Положив трубку, Виктор с долгим сладким зевком потянулся, выбросив руки в стороны, медленно слез со стола – как человек, превозмогающий предельную степень утомления и слабости.

– Спал? – спросил Костя с шутливой укоризной.

– Да вот… – как бы извиняясь, признался Баранников. – Прилег на полчасика, а провалялся… – он глянул на часы. – Ого! Хорошо, что звонки разбудили… Сейчас заварю кофе. Кофе, знаешь ли, это эликсир жизни…

Он бухнул в кофейник чуть ли не всю пачку, покрутил ложкой во вздувшейся пене.

– Не много ли? – вскинул Костя брови.

– По рецепту Фиделя Кастро. А уж он-то в кофе понимает… Ты из дому? Как там Валет?

– Часов в семь я его кормил. А как он сейчас – аллах его знает. Позвони ему по телефону.

– Надо его продать, – задумчиво сказал Баранников. – Сдохнет пес, жалко. Отличная родословная. Шестьдесят рублей! Это он еще совсем щенком стоил. А теперь так и все сто можно взять… Ты это что? – с удивлением вгляделся он в Костю. – Никак – того, кирнул?

– Пришлось.

– Развлекаешься? Так-так… – в свою очередь укорил Баранников. – Театры, такси, женщины, рестораны… А с кем – можно поинтересоваться? Кого это вы «закадрили»?
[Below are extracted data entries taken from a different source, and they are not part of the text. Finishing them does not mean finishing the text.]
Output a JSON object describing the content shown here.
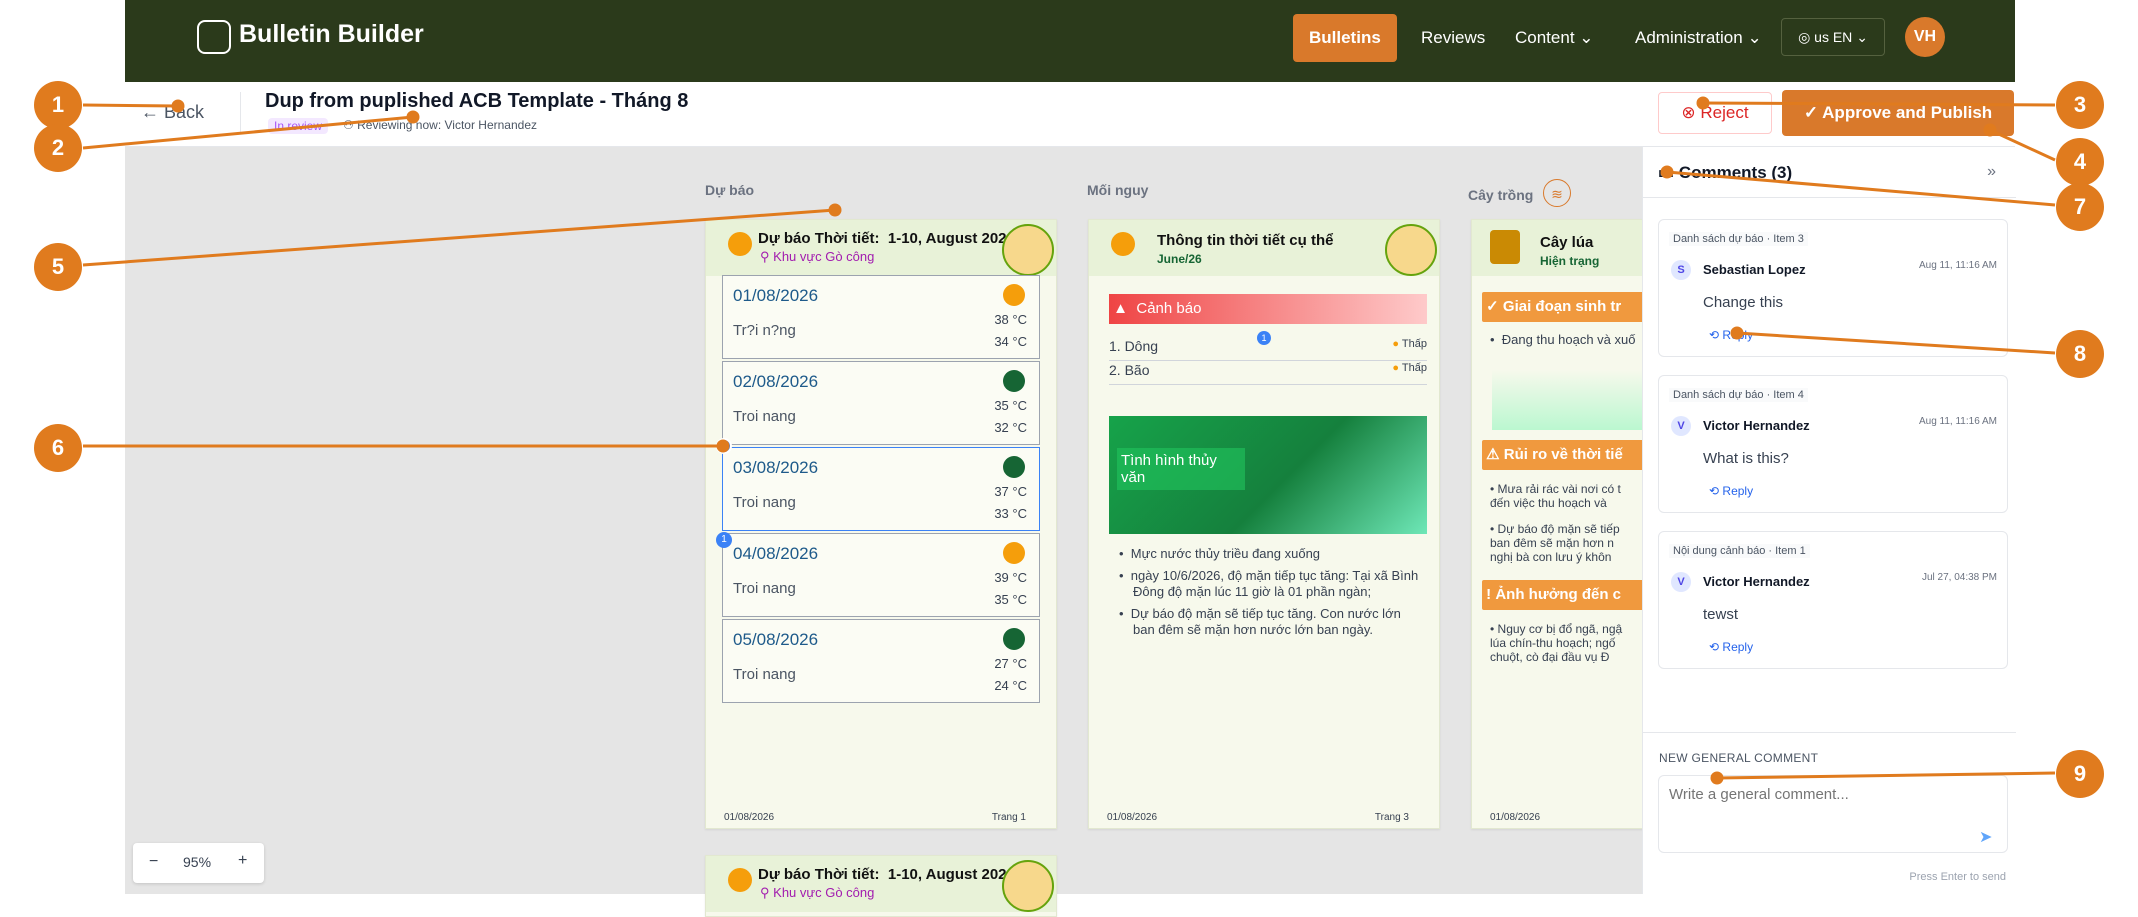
{
  "navbar": {
    "brand": "Bulletin Builder",
    "items": [
      "Bulletins",
      "Reviews",
      "Content",
      "Administration"
    ],
    "language": "us EN",
    "user_initials": "VH"
  },
  "subheader": {
    "back_label": "Back",
    "title": "Dup from puplished ACB Template - Tháng 8",
    "status": "In review",
    "reviewing_label": "Reviewing now:",
    "reviewing_user": "Victor Hernandez",
    "reject_label": "Reject",
    "approve_label": "Approve and Publish"
  },
  "canvas": {
    "columns": [
      "Dự báo",
      "Mối nguy",
      "Cây trồng"
    ],
    "zoom": "95%",
    "page1": {
      "title": "Dự báo Thời tiết:",
      "date_range": "1-10, August 2026",
      "area": "Khu vực Gò công",
      "days": [
        {
          "date": "01/08/2026",
          "cond": "Tr?i n?ng",
          "t1": "38 °C",
          "t2": "34 °C"
        },
        {
          "date": "02/08/2026",
          "cond": "Troi nang",
          "t1": "35 °C",
          "t2": "32 °C"
        },
        {
          "date": "03/08/2026",
          "cond": "Troi nang",
          "t1": "37 °C",
          "t2": "33 °C"
        },
        {
          "date": "04/08/2026",
          "cond": "Troi nang",
          "t1": "39 °C",
          "t2": "35 °C"
        },
        {
          "date": "05/08/2026",
          "cond": "Troi nang",
          "t1": "27 °C",
          "t2": "24 °C"
        }
      ],
      "footer_date": "01/08/2026",
      "footer_page": "Trang 1",
      "badge": "1"
    },
    "page2": {
      "title": "Thông tin thời tiết cụ thể",
      "subtitle": "June/26",
      "warning": "Cảnh báo",
      "hazards": [
        {
          "name": "1.  Dông",
          "level": "Thấp"
        },
        {
          "name": "2.  Bão",
          "level": "Thấp"
        }
      ],
      "badge": "1",
      "image_caption": "Tình hình thủy văn",
      "bullets": [
        "Mực nước thủy triều đang xuống",
        "ngày 10/6/2026, độ mặn tiếp tục tăng: Tại xã Bình Đông độ mặn lúc 11 giờ là 01 phần ngàn;",
        "Dự báo độ mặn sẽ tiếp tục tăng. Con nước lớn ban đêm sẽ mặn hơn nước lớn ban ngày."
      ],
      "footer_date": "01/08/2026",
      "footer_page": "Trang 3"
    },
    "page3": {
      "title": "Cây lúa",
      "subtitle": "Hiện trạng",
      "sections": [
        "Giai đoạn sinh tr",
        "Rủi ro về thời tiế",
        "Ảnh hưởng đến c"
      ],
      "bullet1": "Đang thu hoạch và xuố",
      "bullet2": "Mưa rải rác vài nơi có t đến việc thu hoạch và",
      "bullet3": "Dự báo độ mặn sẽ tiếp ban đêm sẽ mặn hơn n nghị bà con lưu ý khôn",
      "bullet4": "Nguy cơ bị đổ ngã, ngậ lúa chín-thu hoạch; ngố chuột, cò đại đầu vụ Đ",
      "footer_date": "01/08/2026"
    },
    "page4": {
      "title": "Dự báo Thời tiết:",
      "date_range": "1-10, August 2026",
      "area": "Khu vực Gò công"
    }
  },
  "comments": {
    "title": "Comments (3)",
    "items": [
      {
        "context": "Danh sách dự báo · Item 3",
        "initial": "S",
        "author": "Sebastian Lopez",
        "time": "Aug 11, 11:16 AM",
        "body": "Change this",
        "reply": "Reply"
      },
      {
        "context": "Danh sách dự báo · Item 4",
        "initial": "V",
        "author": "Victor Hernandez",
        "time": "Aug 11, 11:16 AM",
        "body": "What is this?",
        "reply": "Reply"
      },
      {
        "context": "Nội dung cảnh báo · Item 1",
        "initial": "V",
        "author": "Victor Hernandez",
        "time": "Jul 27, 04:38 PM",
        "body": "tewst",
        "reply": "Reply"
      }
    ],
    "new_label": "NEW GENERAL COMMENT",
    "placeholder": "Write a general comment...",
    "hint": "Press Enter to send"
  },
  "markers": [
    "1",
    "2",
    "3",
    "4",
    "5",
    "6",
    "7",
    "8",
    "9"
  ],
  "colors": {
    "navbar": "#2b3a1b",
    "accent": "#d9792b",
    "marker": "#e07b1e",
    "link": "#2563eb",
    "reject": "#dc2626"
  }
}
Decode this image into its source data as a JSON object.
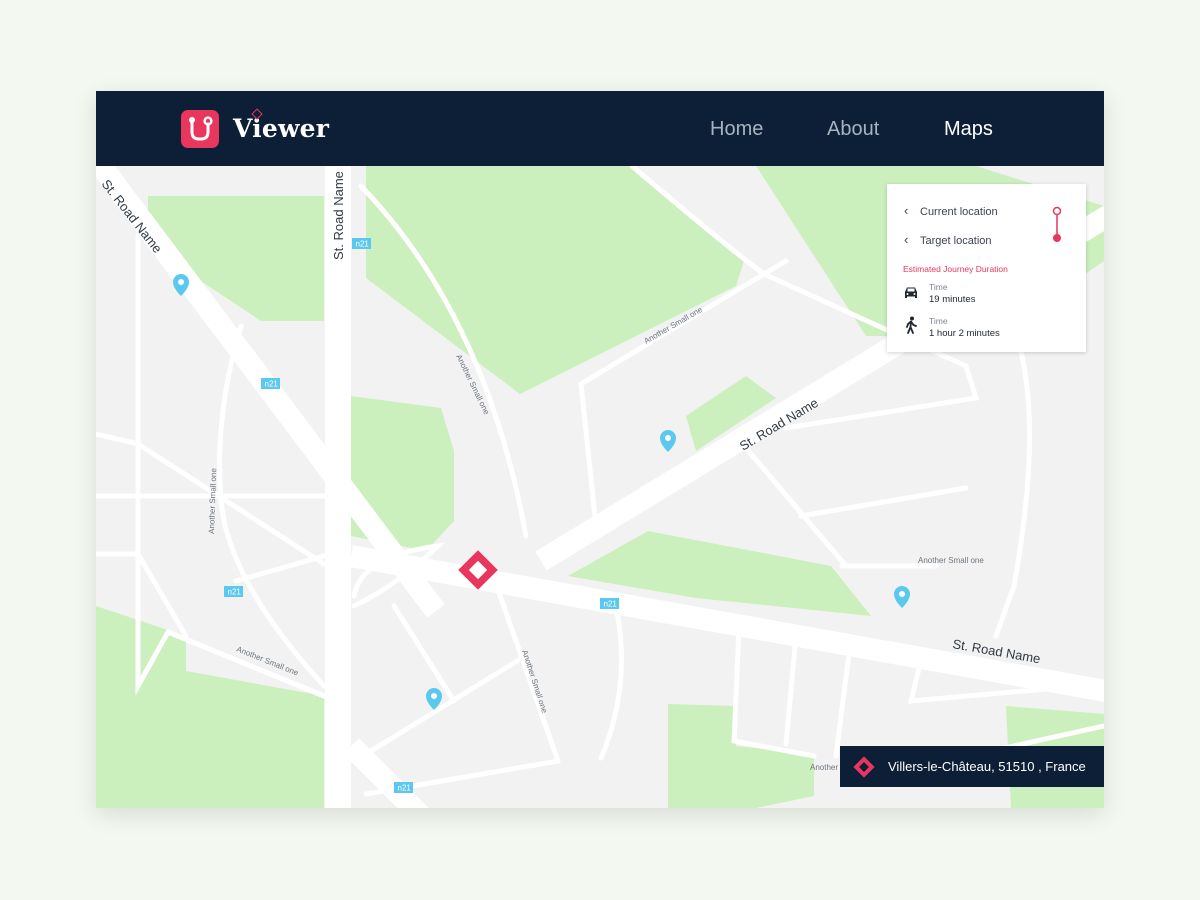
{
  "header": {
    "brand": "Viewer",
    "logo_icon": "route-logo-icon",
    "nav": [
      {
        "label": "Home",
        "active": false
      },
      {
        "label": "About",
        "active": false
      },
      {
        "label": "Maps",
        "active": true
      }
    ]
  },
  "map": {
    "road_labels": {
      "top_left_diagonal": "St. Road Name",
      "vertical": "St. Road Name",
      "diagonal_center": "St. Road Name",
      "main_horizontal": "St. Road Name"
    },
    "small_road_label": "Another Small one",
    "small_road_label_partial": "Another",
    "route_tag": "n21",
    "marker_icon": "map-pin-icon",
    "center_marker_icon": "diamond-location-icon"
  },
  "journey_panel": {
    "current_location": "Current location",
    "target_location": "Target location",
    "estimated_title": "Estimated Journey Duration",
    "car": {
      "icon": "car-icon",
      "label": "Time",
      "value": "19 minutes"
    },
    "walk": {
      "icon": "walking-person-icon",
      "label": "Time",
      "value": "1 hour 2 minutes"
    }
  },
  "address": {
    "icon": "diamond-location-icon",
    "text": "Villers-le-Château, 51510 , France"
  },
  "colors": {
    "navbar": "#0c1f37",
    "accent": "#e8365d",
    "park": "#cbefbd",
    "pin": "#5bc8f0",
    "land": "#f2f2f2"
  }
}
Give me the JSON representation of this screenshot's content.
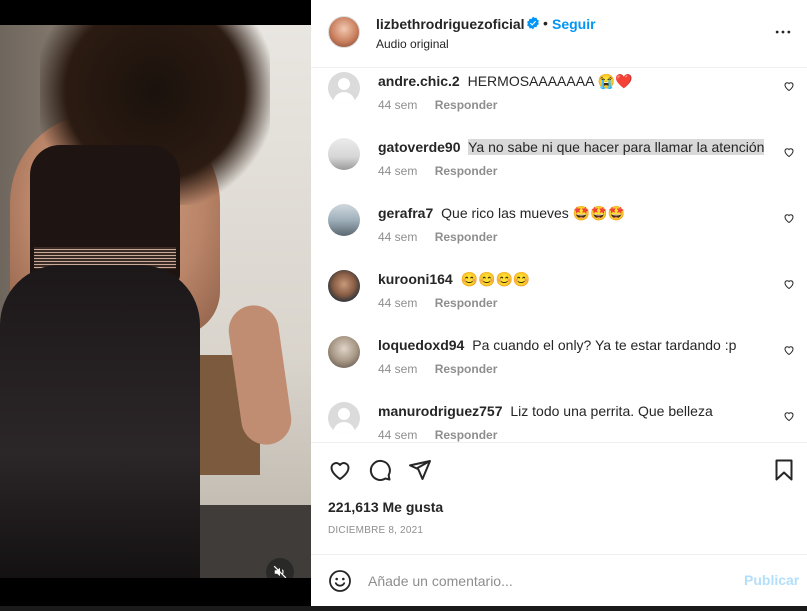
{
  "post": {
    "username": "lizbethrodriguezoficial",
    "separator": "•",
    "follow_label": "Seguir",
    "subtitle": "Audio original",
    "likes_text": "221,613 Me gusta",
    "date": "DICIEMBRE 8, 2021"
  },
  "comments": [
    {
      "user": "andre.chic.2",
      "text": "HERMOSAAAAAAA 😭❤️",
      "time": "44 sem",
      "reply": "Responder"
    },
    {
      "user": "gatoverde90",
      "text": "Ya no sabe ni que hacer para llamar la atención",
      "time": "44 sem",
      "reply": "Responder"
    },
    {
      "user": "gerafra7",
      "text": "Que rico las mueves 🤩🤩🤩",
      "time": "44 sem",
      "reply": "Responder"
    },
    {
      "user": "kurooni164",
      "text": "😊😊😊😊",
      "time": "44 sem",
      "reply": "Responder"
    },
    {
      "user": "loquedoxd94",
      "text": "Pa cuando el only? Ya te estar tardando :p",
      "time": "44 sem",
      "reply": "Responder"
    },
    {
      "user": "manurodriguez757",
      "text": "Liz todo una perrita. Que belleza",
      "time": "44 sem",
      "reply": "Responder"
    }
  ],
  "composer": {
    "placeholder": "Añade un comentario...",
    "publish_label": "Publicar"
  },
  "colors": {
    "accent": "#0095f6",
    "publish_disabled": "#b2dffc",
    "muted_text": "#8e8e8e",
    "highlight": "#d9d9d9"
  },
  "icons": [
    "verified-icon",
    "more-options-icon",
    "heart-icon",
    "comment-icon",
    "share-icon",
    "save-icon",
    "emoji-icon",
    "mute-icon"
  ]
}
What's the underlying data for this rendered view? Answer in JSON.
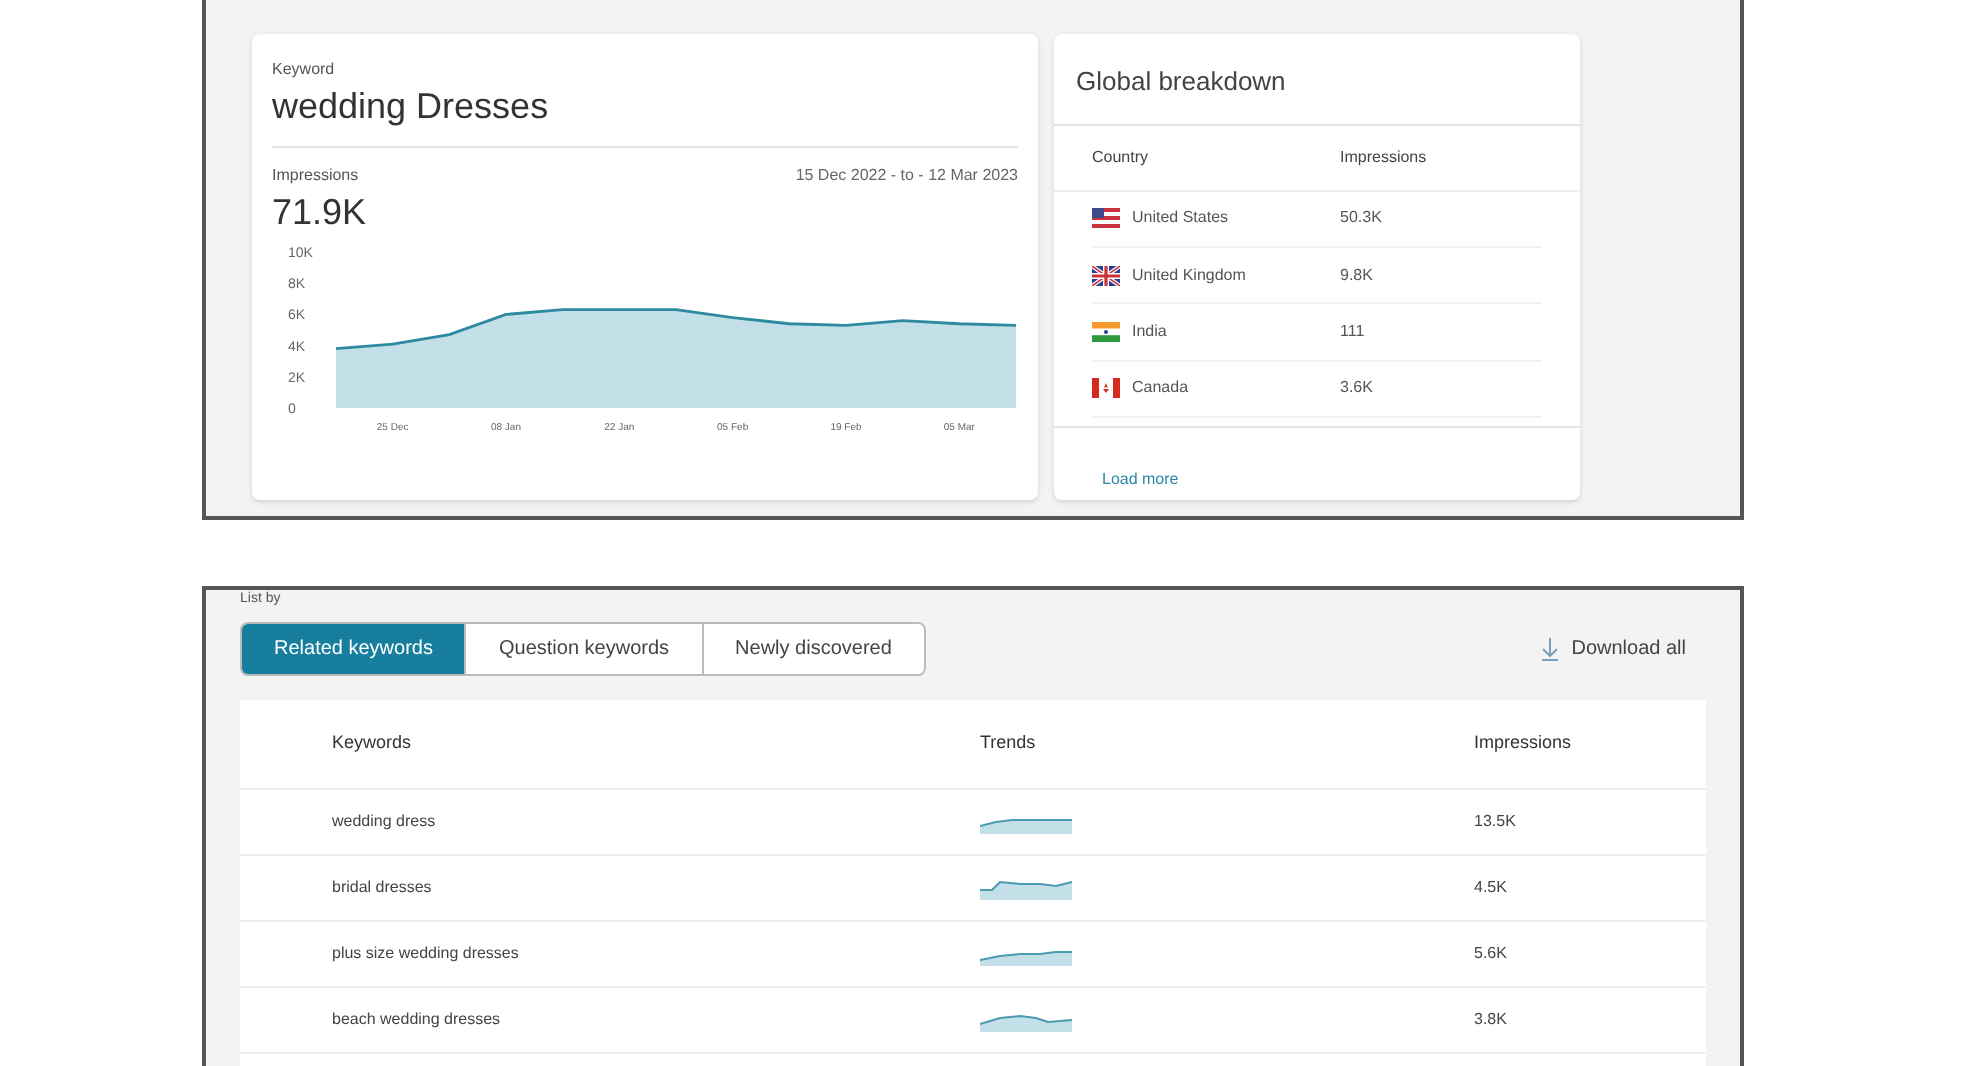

– Кого тут у вас «закадришь»! Во всем городе – одни престарелые богомолки…

– Не скажи, не скажи!.. – перебил Баранников так, как будто сам он был бог знает каким ловеласом, «закадривать» составляло его излюбленное занятие и в здешней его практике имелось уже немало такого, чем он мог погордиться перед Костей. – Это ты еще не успел оглядеться. Мы, конечно, не столица, не Париж там какой-нибудь и даже не ваши Подлипки, – до них нам, конечно, далеко, но и тут, брат, такие девы водятся…

– То-то и видно! Насколько я понял – и, кажется, правильно, – еще ни одна женская нога не переступала порога твоей хижины…

– Это говорит только о моем неумении разумно распределять время. Горю́, понимаешь ли, на работе. А все остальное откладываю на потом. Да, а время бежит! Бежит время… – сказал он философически, нюхая над кофейником пар.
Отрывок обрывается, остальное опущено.